The costs of crime can be difficult to measure, impacting victims and their families, local communities, and society more broadly. Research does not have an agreed-upon method of measuring the costs associated with crime, but in general, costs can be direct- those that result from the crime incident and the associated public budget outlays necessary for the administration and maintenance of the criminal justice system- or indirect- intangible harms or losses of opportunity that affect crime- and justice-system-involved people and society at large.

Direct costs of crime include:  

  • funding that must be provided by local, state, tribal, territorial, and federal governments to support law enforcement, the judiciary, and correctional services.  
  • financial losses sustained by crime victims, such as lost money and stolen or damaged property 

Indirect costs of crime include:  

  • physical, psychological, and long-term financial harm incurred by crime victims and their families, lost productivity and wages, and lower quality of life as a result of victimization  
  • heightened fear of crime, reduced ability to stem blight, loss of commercial and other investment, and increased burden on social service organizations in local communities  
  • social and economic consequences of punishments and wrongful convictions, and reduced earning and contribution potential of persons who are incarcerated.  

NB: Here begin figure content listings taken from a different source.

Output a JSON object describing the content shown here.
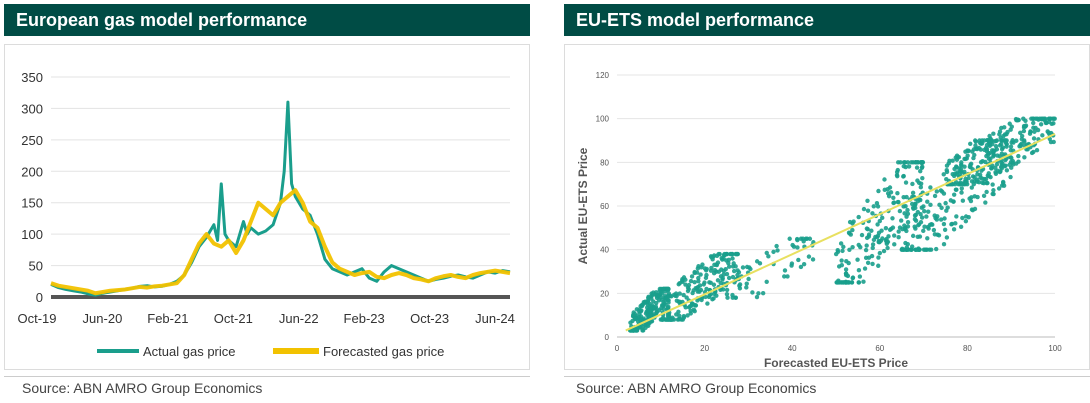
{
  "charts": {
    "left": {
      "title": "European gas model performance",
      "source": "Source: ABN AMRO Group Economics"
    },
    "right": {
      "title": "EU-ETS model performance",
      "source": "Source: ABN AMRO Group Economics"
    }
  },
  "colors": {
    "actual": "#1a9e8c",
    "forecast": "#f2c200",
    "title_bg": "#004c45",
    "fit": "#e8e060"
  },
  "chart_data": [
    {
      "type": "line",
      "title": "European gas model performance",
      "xlabel": "",
      "ylabel": "",
      "ylim": [
        0,
        350
      ],
      "yticks": [
        0,
        50,
        100,
        150,
        200,
        250,
        300,
        350
      ],
      "xtick_labels": [
        "Oct-19",
        "Jun-20",
        "Feb-21",
        "Oct-21",
        "Jun-22",
        "Feb-23",
        "Oct-23",
        "Jun-24"
      ],
      "x_range_months": [
        0,
        62
      ],
      "legend": "bottom",
      "series": [
        {
          "name": "Actual gas price",
          "color": "#1a9e8c",
          "x": [
            0,
            1,
            2,
            3,
            4,
            5,
            6,
            7,
            8,
            9,
            10,
            11,
            12,
            13,
            14,
            15,
            16,
            17,
            18,
            19,
            20,
            21,
            22,
            22.5,
            23,
            23.5,
            24,
            25,
            26,
            26.5,
            27,
            28,
            29,
            30,
            31,
            31.5,
            32,
            32.5,
            33,
            34,
            35,
            36,
            37,
            38,
            39,
            40,
            41,
            42,
            43,
            44,
            45,
            46,
            47,
            48,
            49,
            50,
            51,
            52,
            53,
            54,
            55,
            56,
            57,
            58,
            59,
            60,
            61,
            62
          ],
          "y": [
            20,
            15,
            12,
            10,
            8,
            5,
            3,
            6,
            8,
            10,
            12,
            14,
            17,
            18,
            16,
            17,
            20,
            25,
            35,
            55,
            80,
            95,
            115,
            90,
            180,
            100,
            90,
            80,
            120,
            100,
            110,
            100,
            105,
            115,
            150,
            200,
            310,
            180,
            160,
            140,
            130,
            100,
            60,
            45,
            40,
            35,
            40,
            45,
            30,
            25,
            40,
            50,
            45,
            40,
            35,
            30,
            25,
            28,
            30,
            33,
            35,
            32,
            30,
            35,
            40,
            38,
            42,
            40
          ]
        },
        {
          "name": "Forecasted gas price",
          "color": "#f2c200",
          "x": [
            0,
            1,
            2,
            3,
            4,
            5,
            6,
            7,
            8,
            9,
            10,
            11,
            12,
            13,
            14,
            15,
            16,
            17,
            18,
            19,
            20,
            21,
            22,
            23,
            24,
            25,
            26,
            27,
            28,
            29,
            30,
            31,
            32,
            33,
            34,
            35,
            36,
            37,
            38,
            39,
            40,
            41,
            42,
            43,
            44,
            45,
            46,
            47,
            48,
            49,
            50,
            51,
            52,
            53,
            54,
            55,
            56,
            57,
            58,
            59,
            60,
            61,
            62
          ],
          "y": [
            22,
            18,
            16,
            14,
            12,
            10,
            6,
            8,
            10,
            11,
            12,
            14,
            16,
            15,
            17,
            18,
            20,
            22,
            35,
            60,
            85,
            100,
            85,
            80,
            90,
            70,
            90,
            120,
            150,
            140,
            130,
            150,
            160,
            170,
            150,
            120,
            110,
            80,
            55,
            45,
            40,
            35,
            38,
            40,
            32,
            30,
            35,
            38,
            35,
            30,
            28,
            25,
            30,
            33,
            35,
            32,
            30,
            35,
            38,
            40,
            42,
            40,
            38
          ]
        }
      ]
    },
    {
      "type": "scatter",
      "title": "EU-ETS model performance",
      "xlabel": "Forecasted EU-ETS Price",
      "ylabel": "Actual EU-ETS Price",
      "xlim": [
        0,
        100
      ],
      "ylim": [
        0,
        120
      ],
      "xticks": [
        0,
        20,
        40,
        60,
        80,
        100
      ],
      "yticks": [
        0,
        20,
        40,
        60,
        80,
        100,
        120
      ],
      "fit_line": {
        "x": [
          2,
          100
        ],
        "y": [
          3,
          93
        ]
      },
      "clusters": [
        {
          "x_range": [
            3,
            12
          ],
          "y_range": [
            3,
            22
          ],
          "n": 180
        },
        {
          "x_range": [
            10,
            28
          ],
          "y_range": [
            8,
            38
          ],
          "n": 220
        },
        {
          "x_range": [
            25,
            45
          ],
          "y_range": [
            18,
            45
          ],
          "n": 60
        },
        {
          "x_range": [
            50,
            70
          ],
          "y_range": [
            25,
            80
          ],
          "n": 200
        },
        {
          "x_range": [
            65,
            90
          ],
          "y_range": [
            40,
            90
          ],
          "n": 220
        },
        {
          "x_range": [
            75,
            100
          ],
          "y_range": [
            70,
            100
          ],
          "n": 240
        }
      ]
    }
  ]
}
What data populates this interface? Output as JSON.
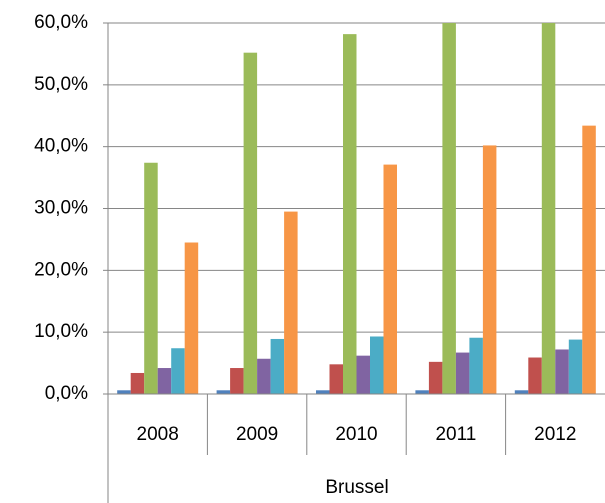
{
  "chart_data": {
    "type": "bar",
    "categories": [
      "2008",
      "2009",
      "2010",
      "2011",
      "2012"
    ],
    "group_label": "Brussel",
    "series": [
      {
        "color": "#4f81bd",
        "values": [
          0.6,
          0.6,
          0.6,
          0.6,
          0.6
        ]
      },
      {
        "color": "#c0504d",
        "values": [
          3.4,
          4.2,
          4.8,
          5.2,
          5.9
        ]
      },
      {
        "color": "#9bbb59",
        "values": [
          37.4,
          55.2,
          58.2,
          60,
          60
        ]
      },
      {
        "color": "#8064a2",
        "values": [
          4.2,
          5.7,
          6.2,
          6.7,
          7.2
        ]
      },
      {
        "color": "#4bacc6",
        "values": [
          7.4,
          8.9,
          9.3,
          9.1,
          8.8
        ]
      },
      {
        "color": "#f79646",
        "values": [
          24.5,
          29.5,
          37.1,
          40.2,
          43.4
        ]
      }
    ],
    "ylim": [
      0,
      60
    ],
    "yticks": [
      {
        "value": 0,
        "label": "0,0%"
      },
      {
        "value": 10,
        "label": "10,0%"
      },
      {
        "value": 20,
        "label": "20,0%"
      },
      {
        "value": 30,
        "label": "30,0%"
      },
      {
        "value": 40,
        "label": "40,0%"
      },
      {
        "value": 50,
        "label": "50,0%"
      },
      {
        "value": 60,
        "label": "60,0%"
      }
    ],
    "grid": true
  }
}
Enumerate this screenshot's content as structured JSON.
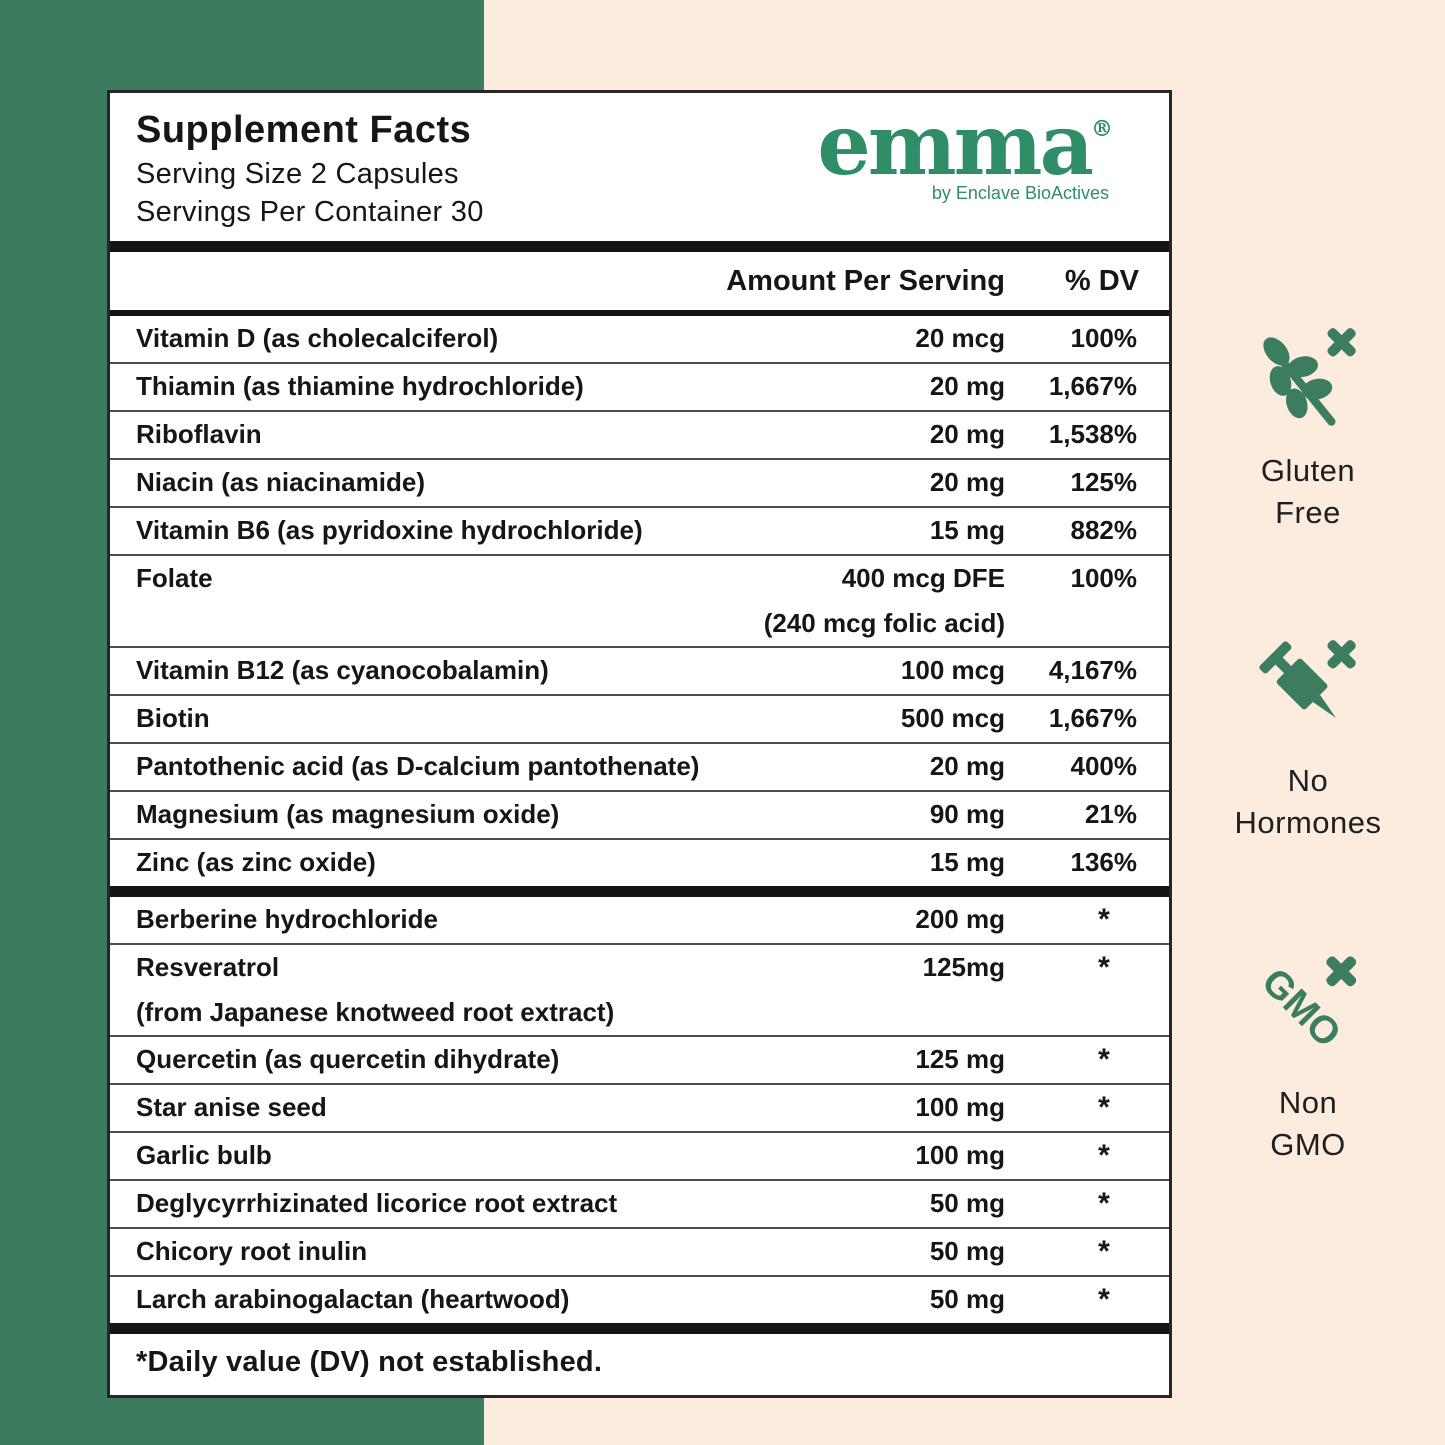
{
  "header": {
    "title": "Supplement Facts",
    "serving_size": "Serving Size 2 Capsules",
    "servings_per_container": "Servings Per Container 30"
  },
  "brand": {
    "word": "emma",
    "registered": "®",
    "tagline": "by Enclave BioActives"
  },
  "columns": {
    "amount": "Amount Per Serving",
    "dv": "% DV"
  },
  "nutrients": [
    {
      "name": "Vitamin D (as cholecalciferol)",
      "amount": "20 mcg",
      "dv": "100%"
    },
    {
      "name": "Thiamin (as thiamine hydrochloride)",
      "amount": "20 mg",
      "dv": "1,667%"
    },
    {
      "name": "Riboflavin",
      "amount": "20 mg",
      "dv": "1,538%"
    },
    {
      "name": "Niacin (as niacinamide)",
      "amount": "20 mg",
      "dv": "125%"
    },
    {
      "name": "Vitamin B6 (as pyridoxine hydrochloride)",
      "amount": "15 mg",
      "dv": "882%"
    },
    {
      "name": "Folate",
      "amount": "400 mcg DFE",
      "dv": "100%",
      "note": "(240 mcg folic acid)",
      "note_align": "right"
    },
    {
      "name": "Vitamin B12 (as cyanocobalamin)",
      "amount": "100 mcg",
      "dv": "4,167%"
    },
    {
      "name": "Biotin",
      "amount": "500 mcg",
      "dv": "1,667%"
    },
    {
      "name": "Pantothenic acid (as D-calcium pantothenate)",
      "amount": "20 mg",
      "dv": "400%"
    },
    {
      "name": "Magnesium (as magnesium oxide)",
      "amount": "90 mg",
      "dv": "21%"
    },
    {
      "name": "Zinc (as zinc oxide)",
      "amount": "15 mg",
      "dv": "136%"
    }
  ],
  "botanicals": [
    {
      "name": "Berberine hydrochloride",
      "amount": "200 mg",
      "dv": "*"
    },
    {
      "name": "Resveratrol",
      "amount": "125mg",
      "dv": "*",
      "note": "(from Japanese knotweed root extract)",
      "note_align": "left"
    },
    {
      "name": "Quercetin (as quercetin dihydrate)",
      "amount": "125 mg",
      "dv": "*"
    },
    {
      "name": "Star anise seed",
      "amount": "100 mg",
      "dv": "*"
    },
    {
      "name": "Garlic bulb",
      "amount": "100 mg",
      "dv": "*"
    },
    {
      "name": "Deglycyrrhizinated licorice root extract",
      "amount": "50 mg",
      "dv": "*"
    },
    {
      "name": "Chicory root inulin",
      "amount": "50 mg",
      "dv": "*"
    },
    {
      "name": "Larch arabinogalactan (heartwood)",
      "amount": "50 mg",
      "dv": "*"
    }
  ],
  "footnote": "*Daily value (DV) not established.",
  "badges": [
    {
      "id": "gluten-free",
      "lines": [
        "Gluten",
        "Free"
      ]
    },
    {
      "id": "no-hormones",
      "lines": [
        "No",
        "Hormones"
      ]
    },
    {
      "id": "non-gmo",
      "lines": [
        "Non",
        "GMO"
      ],
      "icon_text": "GMO"
    }
  ],
  "colors": {
    "band_green": "#3B7B5E",
    "cream": "#FBECDE",
    "logo_green": "#2F8D68",
    "icon_green": "#3C7D5F",
    "panel_border": "#262626",
    "separator": "#4d4d4d",
    "text": "#161616"
  }
}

BJS measures direct public costs associated with crime through the Justice Expenditures and Employment Extracts (JEEE) series. The new Justice Expenditure and Employment Tool (JEET) allows users to explore criminal justice expenditure, employment, and payroll statistics of state and local governments.

BJS also measures direct costs of crime to victims through the National Crime Victimization Survey (NCVS). These data include the amounts of money and property that may have been stolen or damaged, amounts recovered, and amounts spent to repair or replace damaged goods.

At this time, BJS data collections do not measure or quantify the indirect costs of crime.